$135 Billion Accidentally Deleted By Google
Based on The PrimeTime's video on YouTube. If you like this content, support the original creators by watching, liking and subscribing to their content.
UniSuper’s Google Cloud VMware Engine private cloud was automatically deleted one year after provisioning, breaking a key service.
Briefing
A Google Cloud VMware Engine private cloud instance used by Australia’s UniSuper—managing about A$135 billion for more than 600,000 members—was automatically deleted exactly one year after it was created, knocking out a key service and wiping the underlying compute and database stack. The outage mattered because restoring the application was relatively straightforward, but recovering the data required extensive manual work and depended on backups kept outside the deleted environment.
The chain of events traces back to May 1, 2023. UniSuper needed a VMware-based private cloud on Google Cloud, but its capacity requirements couldn’t be met through Google’s standard public interface. UniSuper contacted Google to provision a special private cloud using an internal deployment tool. Engineers reviewed the ticket, filled in account, region, and hardware specifications, and ran the command. Everything looked correct—until the private cloud’s default behavior kicked in.
On May 1, 2024, UniSuper developers found that a critical service stopped responding and that the cloud hosting it appeared to have vanished. Audit logs showed no human deletion, and the private cloud didn’t behave like a typical customer-managed environment that would normally persist. UniSuper investigated through Google’s internal API logs and discovered the instance had been deleted automatically when its one-year fixed term expired. That auto-deletion behavior was not supposed to be enabled for a customer-created private cloud.

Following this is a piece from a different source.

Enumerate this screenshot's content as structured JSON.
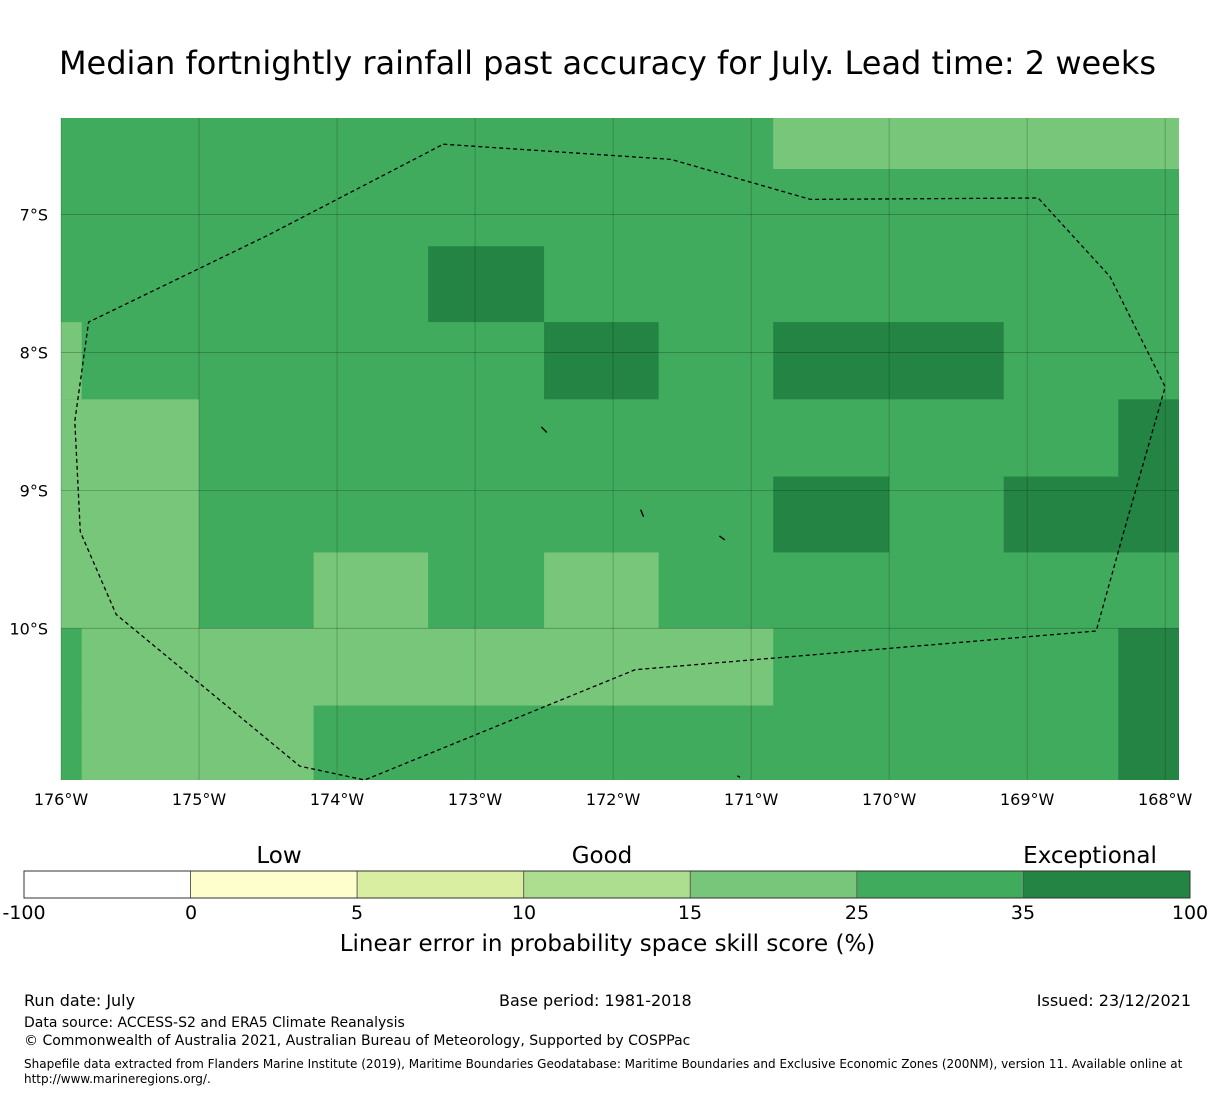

The root cause was a missing parameter in the internal tool call made by Google engineers a year earlier. Because that parameter wasn’t included, the private cloud was created with the default “auto-delete after 1 year” setting. Google later confirmed the fault was on its side, after UniSuper initially issued a statement blaming a third-party provider and then updated it to name Google Cloud. By May 8, Google’s CEO publicly acknowledged responsibility.
Restoring the infrastructure and redeploying the application stack took advantage of existing code and pooling, but data recovery was the hard part. The deleted private cloud spanned multiple availability zones, and there was no intact replica/production stack in another zone that could be used to pull data back. UniSuper’s survival depended on backups: copies in Google Cloud Storage (a separate service from the deleted private cloud) and backups with another provider. Once users could log in and view balances again, service was largely back by May 15—about two weeks after the deletion.
The incident also sparked broader debate about service-level expectations and operational safeguards. Even with backups, the deletion created downtime and significant customer effort, raising questions about how “defaults” in internal tooling can become catastrophic when they slip into production. The practical takeaway was blunt: redundancy has to be real—multiple copies, on different media and providers, and ideally offsite—because operational mistakes at a cloud provider can still erase environments that customers assumed would persist.
Cornell Notes
UniSuper’s Google Cloud VMware Engine private cloud was automatically deleted one year after provisioning, because an internal deployment command missed a crucial parameter. The missing parameter caused the instance to inherit a default “auto-delete after 1 year” behavior, even though that wasn’t expected for a customer environment. When the deletion occurred on May 1, 2024, UniSuper’s compute and database stack disappeared, breaking a key service. Restoring the application was manageable, but data recovery required extensive manual work using backups stored outside the deleted private cloud. The outage ended up lasting until mid-May, and Google later confirmed the fault was theirs after initial third-party blame and subsequent CEO acknowledgment.
What exactly failed for UniSuper, and why was it so disruptive even if backups existed?
How did the deletion happen without any visible human action in audit logs?
What was the underlying technical mistake in the provisioning step?
Why couldn’t UniSuper rely on a replica in another availability zone?
What did Google’s public accountability look like after the outage?
What broader lesson emerged about cloud “defaults” and operational risk?
Review Questions
- What missing provisioning detail caused the private cloud to inherit an unexpected auto-deletion behavior?
- Why was data recovery harder than application restoration in UniSuper’s case?
- What backup locations/services were referenced as critical to getting UniSuper back online?
Key Points
- 1
UniSuper’s Google Cloud VMware Engine private cloud was automatically deleted one year after provisioning, breaking a key service.
- 2
The deletion occurred due to a missing parameter in Google’s internal deployment tool, which caused an unexpected default auto-delete behavior.
- 3
Audit logs showed no human deletion; internal API logs indicated the expiry-driven automated deletion.
- 4
Restoring compute and redeploying code was relatively straightforward, but recovering databases required extensive manual work because the entire multi-zone production environment was deleted.
- 5
UniSuper avoided total data loss by using backups in Google Cloud Storage and backups with another provider.
- 6
Google Cloud’s CEO later confirmed the fault was on Google’s side after initial third-party blame and updates from UniSuper.